A BENCH CALLED “REMEMBER”


In distant lands they will remember me.
They and their children will survive
and they will return.
~Zechariah 10:9

We arrived on the Isle of Iona, Scotland in the morning fog with silver mist hanging on the white beaches as the ferry made its landing. Heading northward towards the abbey, we stepped along cobblestones through the little island village, past the ruined convent, along the ancient cemetery. It was there next to those gravestones when I saw the bench inviting us to sit and reflect. The wood back was carved with the simple inscription: Rest and Remember: an invitation to the weary traveler’s soul. Sit for a while. Catch your breath. Take a short break. Look out across the silver sea. Watch the day emerge as the sun sparkles in the dew-heavy grass. Rest. Listen as the abbey bells call us to return. Rest and remember.

Remember the year 563, the year Columcille (a.k.a. Columba) arrived from Ireland upon the shores of Iona, cast away from the emerald isle for killing fellow Irishmen in battle. Columcille was no soldier. He was a monk. Sentenced to life exile from Ireland, he arrived at Iona with twelve other men, founding the first monastery in the land we now know as Scotland. Within his lifetime, the people of Scotland embraced this new faith, a way of forgiveness, even for our enemies; a faith inspiring the unruly highland clans to love their neighbors in ways which were as radical for that time as they are in our own day.

Remember. Think of the thousands upon ten thousands of travelers coming across oceans, over mountains, by boat, by land, by sea, through the centuries, coming to this island to rest and renew. They keep coming. The day we departed from Iona, hundreds of pilgrims poured out of the ferry like schools of herring in the saltwater surrounding the isle. What are they coming to find? What do they seek on this rugged, barren rock island, just two miles wide by three miles long? Rest. Remember.

Return to the bench called “Remember“. Sit here and rest. Watch. Listen. Reflect. Hear the rhythmic song of the sea upon the shores of Iona. These singing sands have known the incoming and outgoing tides of humanity for the past fifteen hundred years. They were witness to the murderous raids of the Vikings in 806, killing 68 monks of Iona at the bay just south of the ferry landing. To this day, the place is called Martyr’s Bay. The restaurant overlooking that bay is also named after that terrible day, Martyr’s Bay Restaurant. Remember.

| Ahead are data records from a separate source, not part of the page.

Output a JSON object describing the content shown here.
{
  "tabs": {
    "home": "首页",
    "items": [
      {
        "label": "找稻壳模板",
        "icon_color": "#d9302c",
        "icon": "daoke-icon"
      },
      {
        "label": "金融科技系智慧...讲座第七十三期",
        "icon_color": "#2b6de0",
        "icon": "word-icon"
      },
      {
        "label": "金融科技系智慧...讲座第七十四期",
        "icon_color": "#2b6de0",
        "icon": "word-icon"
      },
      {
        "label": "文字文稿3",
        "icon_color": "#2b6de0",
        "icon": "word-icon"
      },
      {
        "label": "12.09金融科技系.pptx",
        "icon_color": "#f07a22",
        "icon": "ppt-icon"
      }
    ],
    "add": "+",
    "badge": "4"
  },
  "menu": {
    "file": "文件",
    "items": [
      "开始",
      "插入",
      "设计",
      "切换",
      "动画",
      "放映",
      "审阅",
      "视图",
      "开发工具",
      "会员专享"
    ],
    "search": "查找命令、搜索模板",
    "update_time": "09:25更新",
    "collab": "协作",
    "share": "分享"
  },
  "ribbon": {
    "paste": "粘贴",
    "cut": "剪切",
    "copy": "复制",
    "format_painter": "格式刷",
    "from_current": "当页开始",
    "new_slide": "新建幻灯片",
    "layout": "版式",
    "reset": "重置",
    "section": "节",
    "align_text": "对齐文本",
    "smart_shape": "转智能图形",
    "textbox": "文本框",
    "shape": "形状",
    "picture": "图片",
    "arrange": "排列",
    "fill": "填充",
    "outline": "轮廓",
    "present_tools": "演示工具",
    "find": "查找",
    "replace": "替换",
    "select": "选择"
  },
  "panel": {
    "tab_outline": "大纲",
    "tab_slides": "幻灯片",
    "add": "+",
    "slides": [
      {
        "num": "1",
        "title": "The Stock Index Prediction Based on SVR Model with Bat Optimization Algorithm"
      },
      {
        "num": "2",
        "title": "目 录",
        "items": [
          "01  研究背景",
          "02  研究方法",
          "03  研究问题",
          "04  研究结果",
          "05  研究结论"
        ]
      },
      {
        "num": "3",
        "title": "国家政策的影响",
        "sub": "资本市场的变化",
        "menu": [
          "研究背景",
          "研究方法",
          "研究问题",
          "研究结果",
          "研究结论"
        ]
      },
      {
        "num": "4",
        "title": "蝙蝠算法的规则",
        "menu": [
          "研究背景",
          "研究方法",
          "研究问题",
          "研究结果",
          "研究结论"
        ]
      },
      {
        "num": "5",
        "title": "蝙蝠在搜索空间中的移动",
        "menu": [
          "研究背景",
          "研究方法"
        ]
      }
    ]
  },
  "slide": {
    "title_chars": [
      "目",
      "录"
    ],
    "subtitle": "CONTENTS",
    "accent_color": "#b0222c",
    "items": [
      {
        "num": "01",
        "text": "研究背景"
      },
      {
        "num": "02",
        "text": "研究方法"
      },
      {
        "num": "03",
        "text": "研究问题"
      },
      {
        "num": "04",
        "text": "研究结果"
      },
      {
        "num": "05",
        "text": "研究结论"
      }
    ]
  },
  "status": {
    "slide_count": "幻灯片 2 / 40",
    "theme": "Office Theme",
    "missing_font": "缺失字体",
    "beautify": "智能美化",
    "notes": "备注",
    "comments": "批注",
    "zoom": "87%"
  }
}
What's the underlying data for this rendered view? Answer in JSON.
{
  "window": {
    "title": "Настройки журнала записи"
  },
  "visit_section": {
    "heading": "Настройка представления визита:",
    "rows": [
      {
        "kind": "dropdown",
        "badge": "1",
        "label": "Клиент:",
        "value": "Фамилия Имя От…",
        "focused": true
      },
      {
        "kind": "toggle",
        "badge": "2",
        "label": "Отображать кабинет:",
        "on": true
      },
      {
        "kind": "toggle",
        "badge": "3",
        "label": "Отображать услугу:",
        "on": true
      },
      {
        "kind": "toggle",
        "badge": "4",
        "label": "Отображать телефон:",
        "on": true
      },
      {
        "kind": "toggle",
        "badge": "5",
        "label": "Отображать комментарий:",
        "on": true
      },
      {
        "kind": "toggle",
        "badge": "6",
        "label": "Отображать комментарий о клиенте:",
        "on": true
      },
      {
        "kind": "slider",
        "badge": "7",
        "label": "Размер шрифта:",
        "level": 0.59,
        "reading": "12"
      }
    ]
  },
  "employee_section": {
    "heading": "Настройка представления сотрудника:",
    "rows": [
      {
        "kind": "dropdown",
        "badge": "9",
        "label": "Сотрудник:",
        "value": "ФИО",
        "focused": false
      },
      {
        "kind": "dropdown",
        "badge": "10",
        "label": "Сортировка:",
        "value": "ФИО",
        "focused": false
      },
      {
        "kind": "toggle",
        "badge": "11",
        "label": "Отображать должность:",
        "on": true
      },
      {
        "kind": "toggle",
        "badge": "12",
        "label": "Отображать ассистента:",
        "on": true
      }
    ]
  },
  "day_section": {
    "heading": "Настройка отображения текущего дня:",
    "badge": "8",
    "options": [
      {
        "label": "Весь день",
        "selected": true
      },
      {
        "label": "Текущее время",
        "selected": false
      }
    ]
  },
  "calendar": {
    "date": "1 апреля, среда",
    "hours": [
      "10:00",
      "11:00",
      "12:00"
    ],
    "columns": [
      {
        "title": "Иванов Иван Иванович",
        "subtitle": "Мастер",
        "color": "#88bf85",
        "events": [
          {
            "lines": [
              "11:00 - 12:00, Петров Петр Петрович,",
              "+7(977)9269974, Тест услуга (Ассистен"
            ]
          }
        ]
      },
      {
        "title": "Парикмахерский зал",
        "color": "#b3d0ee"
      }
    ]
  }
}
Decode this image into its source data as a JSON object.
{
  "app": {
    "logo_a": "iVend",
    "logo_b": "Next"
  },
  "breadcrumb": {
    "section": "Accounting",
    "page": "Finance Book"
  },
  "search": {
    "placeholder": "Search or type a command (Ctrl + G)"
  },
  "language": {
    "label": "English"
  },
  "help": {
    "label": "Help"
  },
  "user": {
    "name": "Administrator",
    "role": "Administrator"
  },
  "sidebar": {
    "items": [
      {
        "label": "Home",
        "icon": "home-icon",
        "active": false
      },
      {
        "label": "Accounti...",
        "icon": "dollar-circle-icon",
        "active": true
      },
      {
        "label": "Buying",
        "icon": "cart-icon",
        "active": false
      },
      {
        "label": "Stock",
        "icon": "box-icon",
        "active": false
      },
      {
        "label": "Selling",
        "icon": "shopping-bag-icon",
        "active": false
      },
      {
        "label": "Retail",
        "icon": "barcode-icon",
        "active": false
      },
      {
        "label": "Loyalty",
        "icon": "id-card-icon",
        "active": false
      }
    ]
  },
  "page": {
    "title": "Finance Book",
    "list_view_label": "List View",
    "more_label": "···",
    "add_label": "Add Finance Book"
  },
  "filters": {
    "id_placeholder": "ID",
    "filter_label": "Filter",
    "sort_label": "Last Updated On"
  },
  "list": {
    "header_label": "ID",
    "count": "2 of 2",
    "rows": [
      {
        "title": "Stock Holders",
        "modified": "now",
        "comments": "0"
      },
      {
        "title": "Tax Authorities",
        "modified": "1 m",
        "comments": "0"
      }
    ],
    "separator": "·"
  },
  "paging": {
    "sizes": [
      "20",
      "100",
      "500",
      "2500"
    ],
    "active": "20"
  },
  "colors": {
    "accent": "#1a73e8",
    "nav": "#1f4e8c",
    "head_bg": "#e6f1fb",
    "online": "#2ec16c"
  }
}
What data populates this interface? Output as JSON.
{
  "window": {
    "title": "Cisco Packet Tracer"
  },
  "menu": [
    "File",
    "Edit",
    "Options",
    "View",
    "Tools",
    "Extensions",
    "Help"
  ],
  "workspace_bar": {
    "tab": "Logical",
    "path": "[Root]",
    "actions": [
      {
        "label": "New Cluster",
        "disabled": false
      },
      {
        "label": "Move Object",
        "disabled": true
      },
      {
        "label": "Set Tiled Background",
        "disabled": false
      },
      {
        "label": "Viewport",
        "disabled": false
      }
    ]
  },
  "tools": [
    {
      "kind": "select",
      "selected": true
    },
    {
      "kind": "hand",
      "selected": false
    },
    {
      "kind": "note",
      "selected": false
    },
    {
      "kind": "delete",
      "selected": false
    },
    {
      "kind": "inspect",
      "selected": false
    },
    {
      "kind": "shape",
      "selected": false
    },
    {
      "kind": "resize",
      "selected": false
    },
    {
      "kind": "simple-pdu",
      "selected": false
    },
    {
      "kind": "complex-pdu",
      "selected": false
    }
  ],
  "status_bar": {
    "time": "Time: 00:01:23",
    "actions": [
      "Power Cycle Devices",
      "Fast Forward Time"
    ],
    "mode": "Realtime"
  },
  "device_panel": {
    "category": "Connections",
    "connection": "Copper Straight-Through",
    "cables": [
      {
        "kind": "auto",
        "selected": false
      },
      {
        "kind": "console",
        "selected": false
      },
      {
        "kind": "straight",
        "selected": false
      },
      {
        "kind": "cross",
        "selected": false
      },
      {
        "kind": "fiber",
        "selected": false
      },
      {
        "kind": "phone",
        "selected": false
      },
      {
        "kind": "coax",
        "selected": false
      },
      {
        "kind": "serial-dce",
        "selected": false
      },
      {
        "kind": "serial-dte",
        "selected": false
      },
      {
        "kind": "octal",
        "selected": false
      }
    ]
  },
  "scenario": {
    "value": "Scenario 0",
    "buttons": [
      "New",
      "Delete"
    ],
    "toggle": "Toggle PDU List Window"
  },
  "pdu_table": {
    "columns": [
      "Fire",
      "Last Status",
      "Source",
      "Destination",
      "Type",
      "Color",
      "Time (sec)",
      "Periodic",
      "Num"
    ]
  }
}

Rest and remember. Trace the shoreline northward to the abbey church, rebuilt in the 11th century by the Benedictines after two hundred years of Viking raids had decimated the island population. Walk visually along the path leading from the abbey church to the graveyard, a path known locally as “the Road of the Dead”. Pause for a moment to ponder St. Martin’s high cross, one of the few remaining of the Celtic high crosses on Iona, a fifteen foot high stone, carved with interwoven patterns of Celtic design. Once, hundreds of these Celtic crosses marked this landscape. Reflect upon the passing years. See the thousands of mourners as they have processed, year after year, from the abbey church to the graveyard in honor of a fallen saint, monk, priest or king. Watch the crows hunt for grubs among the tombstones at Reilig Odhrain, the sacred burial ground, holding the earthly remains of 48 Scottish kings, including Macbeth’s victim, King Duncan.

We travel to distant lands, sometimes simply to sit and remember. We traverse among the ancient stones, along the paths of the dead, to think about those who walked this path before us. In this is we discover once again better how to live and love. In this is our soul’s rest and return.